As the often astronomical cost of cancer treatment is forcing a growing number of patients and their families into financial ruin, a diverse cadre of health care providers — practitioners, associations, and hospitals — are mustering their forces to devise innovative ways to reduce the burden.
Most recently, a consortium of hospital groups announced plans to form their own nonprofit drug company. The goal: to give them control over production, allowing them to avoid shortages and more directly govern price escalations.
“For people in the United States, there is a dangerous gap today between the demand and supply of affordable prescription drugs,” Richard J. Gilfillan, MD, CEO of Trinity Health in Livonia, Michigan, said in a press release.1 “If the only way to provide our communities with affordable drugs is to produce them ourselves, then that is what we will do.”
Led by Salt Lake City–based nonprofit Intermountain Healthcare, the group includes the nation's largest Catholic nonprofit hospital group, Ascension, as well as SSM Health and Trinity Health, with the US Department of Veteran Affairs weighing in as an interested observer.
The project is still in its preliminary stages, with the group still considering whether to manufacture generic drugs itself or work with third-party drug makers. But the savings the nonprofit strategy could realize, the press release announcing the group said, are stunning.
“Research into the actual costs of manufacturing and distributing generic drugs suggests that, in many instances, generic drug prices can be reduced to a fraction of their current costs, saving patients, and the healthcare systems that care for them, hundreds of millions of dollars each year,” the press release stated.

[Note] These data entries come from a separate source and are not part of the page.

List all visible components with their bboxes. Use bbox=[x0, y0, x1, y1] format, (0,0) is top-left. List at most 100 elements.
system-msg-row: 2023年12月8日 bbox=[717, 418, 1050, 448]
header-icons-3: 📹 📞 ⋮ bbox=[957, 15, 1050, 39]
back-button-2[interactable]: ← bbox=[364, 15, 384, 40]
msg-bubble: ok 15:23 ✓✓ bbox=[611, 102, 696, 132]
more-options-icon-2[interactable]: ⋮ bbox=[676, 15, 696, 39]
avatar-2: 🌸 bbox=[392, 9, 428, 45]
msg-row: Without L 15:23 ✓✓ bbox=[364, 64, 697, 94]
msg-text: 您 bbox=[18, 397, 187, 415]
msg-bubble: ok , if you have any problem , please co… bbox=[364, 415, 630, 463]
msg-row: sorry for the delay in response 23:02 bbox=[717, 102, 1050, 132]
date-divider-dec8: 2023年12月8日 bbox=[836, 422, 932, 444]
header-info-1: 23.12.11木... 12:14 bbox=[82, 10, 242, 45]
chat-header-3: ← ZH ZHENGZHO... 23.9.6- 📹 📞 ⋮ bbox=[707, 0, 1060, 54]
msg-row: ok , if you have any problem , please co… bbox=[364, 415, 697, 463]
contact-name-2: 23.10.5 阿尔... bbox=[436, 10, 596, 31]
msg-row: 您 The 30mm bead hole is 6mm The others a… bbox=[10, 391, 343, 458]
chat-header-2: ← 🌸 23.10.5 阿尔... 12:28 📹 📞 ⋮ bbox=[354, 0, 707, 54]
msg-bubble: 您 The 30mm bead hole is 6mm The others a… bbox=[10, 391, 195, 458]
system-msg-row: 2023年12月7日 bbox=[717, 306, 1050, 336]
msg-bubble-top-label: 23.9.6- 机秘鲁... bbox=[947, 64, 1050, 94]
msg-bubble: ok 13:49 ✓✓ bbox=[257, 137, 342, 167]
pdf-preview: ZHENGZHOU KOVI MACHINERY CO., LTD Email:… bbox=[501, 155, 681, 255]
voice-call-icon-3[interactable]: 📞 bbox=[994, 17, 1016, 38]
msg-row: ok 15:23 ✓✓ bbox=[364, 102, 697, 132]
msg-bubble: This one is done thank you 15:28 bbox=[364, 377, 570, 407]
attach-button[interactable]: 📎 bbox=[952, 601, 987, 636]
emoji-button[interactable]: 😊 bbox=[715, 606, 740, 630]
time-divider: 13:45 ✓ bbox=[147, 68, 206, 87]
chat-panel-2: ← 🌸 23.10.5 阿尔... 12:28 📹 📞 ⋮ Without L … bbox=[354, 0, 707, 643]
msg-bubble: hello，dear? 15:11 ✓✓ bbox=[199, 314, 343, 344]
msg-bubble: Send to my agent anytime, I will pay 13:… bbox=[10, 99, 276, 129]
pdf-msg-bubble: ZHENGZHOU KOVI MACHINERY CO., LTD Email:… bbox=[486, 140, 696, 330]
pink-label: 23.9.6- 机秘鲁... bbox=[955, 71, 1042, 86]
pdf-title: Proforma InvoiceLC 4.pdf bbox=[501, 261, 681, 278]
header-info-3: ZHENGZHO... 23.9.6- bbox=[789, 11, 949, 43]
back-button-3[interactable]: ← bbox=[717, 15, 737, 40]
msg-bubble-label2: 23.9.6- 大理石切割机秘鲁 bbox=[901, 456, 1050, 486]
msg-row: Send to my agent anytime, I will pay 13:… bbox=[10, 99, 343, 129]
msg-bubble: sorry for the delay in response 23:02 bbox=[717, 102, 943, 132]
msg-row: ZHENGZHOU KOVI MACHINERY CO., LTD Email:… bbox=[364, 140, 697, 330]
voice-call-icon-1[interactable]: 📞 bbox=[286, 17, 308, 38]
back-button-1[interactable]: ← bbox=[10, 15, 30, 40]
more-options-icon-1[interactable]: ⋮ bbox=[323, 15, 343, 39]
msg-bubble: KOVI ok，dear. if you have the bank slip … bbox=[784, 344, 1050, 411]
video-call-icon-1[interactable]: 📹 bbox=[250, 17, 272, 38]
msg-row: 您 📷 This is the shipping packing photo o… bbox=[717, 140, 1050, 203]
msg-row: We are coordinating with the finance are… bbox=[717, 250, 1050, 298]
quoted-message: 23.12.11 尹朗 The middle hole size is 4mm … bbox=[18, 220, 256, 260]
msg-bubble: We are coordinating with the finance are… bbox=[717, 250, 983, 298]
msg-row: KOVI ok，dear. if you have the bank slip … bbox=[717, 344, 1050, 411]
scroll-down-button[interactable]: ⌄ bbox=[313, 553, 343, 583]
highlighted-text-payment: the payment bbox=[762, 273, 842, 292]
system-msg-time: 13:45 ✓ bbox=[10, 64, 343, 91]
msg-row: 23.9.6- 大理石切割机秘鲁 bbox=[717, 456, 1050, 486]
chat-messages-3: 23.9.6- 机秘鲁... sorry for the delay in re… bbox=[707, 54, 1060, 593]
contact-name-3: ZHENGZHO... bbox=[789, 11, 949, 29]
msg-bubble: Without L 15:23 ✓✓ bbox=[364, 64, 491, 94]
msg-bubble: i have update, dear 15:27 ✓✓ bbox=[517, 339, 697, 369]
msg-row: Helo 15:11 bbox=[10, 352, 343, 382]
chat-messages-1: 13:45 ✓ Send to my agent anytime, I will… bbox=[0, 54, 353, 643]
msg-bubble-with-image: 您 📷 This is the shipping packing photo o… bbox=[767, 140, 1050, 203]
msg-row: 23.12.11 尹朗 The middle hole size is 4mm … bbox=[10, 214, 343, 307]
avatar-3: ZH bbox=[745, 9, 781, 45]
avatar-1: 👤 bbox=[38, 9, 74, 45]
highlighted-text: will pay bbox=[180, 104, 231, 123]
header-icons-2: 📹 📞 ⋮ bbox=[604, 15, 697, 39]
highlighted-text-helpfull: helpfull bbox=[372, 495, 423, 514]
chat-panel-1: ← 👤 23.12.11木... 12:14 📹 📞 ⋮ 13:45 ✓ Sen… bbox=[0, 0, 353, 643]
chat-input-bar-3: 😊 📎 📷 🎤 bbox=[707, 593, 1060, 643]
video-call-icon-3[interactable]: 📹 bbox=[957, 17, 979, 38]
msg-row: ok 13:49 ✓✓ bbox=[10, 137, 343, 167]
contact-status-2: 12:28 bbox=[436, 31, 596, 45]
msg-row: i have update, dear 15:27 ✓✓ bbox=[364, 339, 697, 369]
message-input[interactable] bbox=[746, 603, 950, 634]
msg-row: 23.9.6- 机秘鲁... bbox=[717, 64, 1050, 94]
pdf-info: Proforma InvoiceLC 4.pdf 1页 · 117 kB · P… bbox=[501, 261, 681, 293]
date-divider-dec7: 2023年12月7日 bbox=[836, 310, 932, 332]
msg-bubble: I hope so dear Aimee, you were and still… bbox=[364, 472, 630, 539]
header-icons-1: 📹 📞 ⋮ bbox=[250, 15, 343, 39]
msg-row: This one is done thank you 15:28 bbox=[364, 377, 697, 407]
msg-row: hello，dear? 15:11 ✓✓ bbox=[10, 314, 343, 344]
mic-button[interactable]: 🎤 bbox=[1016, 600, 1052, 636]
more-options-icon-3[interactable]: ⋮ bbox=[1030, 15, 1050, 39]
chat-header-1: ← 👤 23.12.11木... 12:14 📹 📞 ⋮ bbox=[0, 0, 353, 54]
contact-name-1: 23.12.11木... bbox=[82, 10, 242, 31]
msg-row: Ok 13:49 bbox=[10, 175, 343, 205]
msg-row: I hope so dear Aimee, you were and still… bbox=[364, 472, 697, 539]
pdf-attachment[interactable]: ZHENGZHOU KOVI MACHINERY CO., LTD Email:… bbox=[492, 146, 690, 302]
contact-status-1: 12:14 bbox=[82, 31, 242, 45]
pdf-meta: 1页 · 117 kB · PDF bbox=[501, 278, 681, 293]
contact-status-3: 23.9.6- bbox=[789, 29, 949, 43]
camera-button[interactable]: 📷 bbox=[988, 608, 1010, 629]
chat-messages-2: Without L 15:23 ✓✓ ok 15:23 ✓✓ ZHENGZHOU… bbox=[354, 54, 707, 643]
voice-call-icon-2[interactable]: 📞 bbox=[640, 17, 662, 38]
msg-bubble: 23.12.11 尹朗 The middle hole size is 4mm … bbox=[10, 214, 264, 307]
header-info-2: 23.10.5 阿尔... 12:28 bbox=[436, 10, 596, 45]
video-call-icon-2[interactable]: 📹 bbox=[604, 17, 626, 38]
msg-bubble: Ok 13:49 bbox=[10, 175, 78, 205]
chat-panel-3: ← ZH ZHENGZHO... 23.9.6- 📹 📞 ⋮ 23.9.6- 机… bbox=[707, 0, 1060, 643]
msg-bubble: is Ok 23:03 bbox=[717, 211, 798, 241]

The collaboration is just the latest in a broad range of initiatives focused on finding ways to alleviate the financial burden of cancer therapy. The issue of financial toxicity — affecting patients and their families — have been the focus of multiple studies, policy papers, and calls to action.
“In the United States, the average price of new cancer drugs increased 5- to 10-fold over 15 years, to more than $100,000 per year in 2012,” a nationwide coalition of physicians wrote in 2015.2 “The cost of drugs for each additional year lived (after adjusting for inflation) has increased from $54,000 in 1995 to $207,000 in 2013. This increase is causing harm to patients with cancer and their families.”
One consequence of the increasing financial burden, a number of studies found, is that patients are choosing to skip doses to save money.
“Evidence indicates that once cost sharing exceeds $100, adherence to prescribed medications begins to drop off significantly, likely due to the trade-off between paying for medical care and the prospect of damaging the family's financial stability,” according to an article by the Leukemia & Lymphoma Society.3 “Data also show that decreases in adherence correspond to worse outcomes and increases in costly medical interventions that, in many cases, could have been avoided with proper adherence.”
It's a reality that weighs on practitioners.
“Part of the job of the oncologist is not only just writing a prescription for medication but ensuring that a patient will be able to receive the medication,” said Adam Olszewski, MD, an assistant professor at the Alpert Medical School of Brown University in Providence, Rhode Island. “Once we prescribe these medications, we need to set in motion a wheel to try to find financing to cover the cost, which comes within days to several thousand dollars.”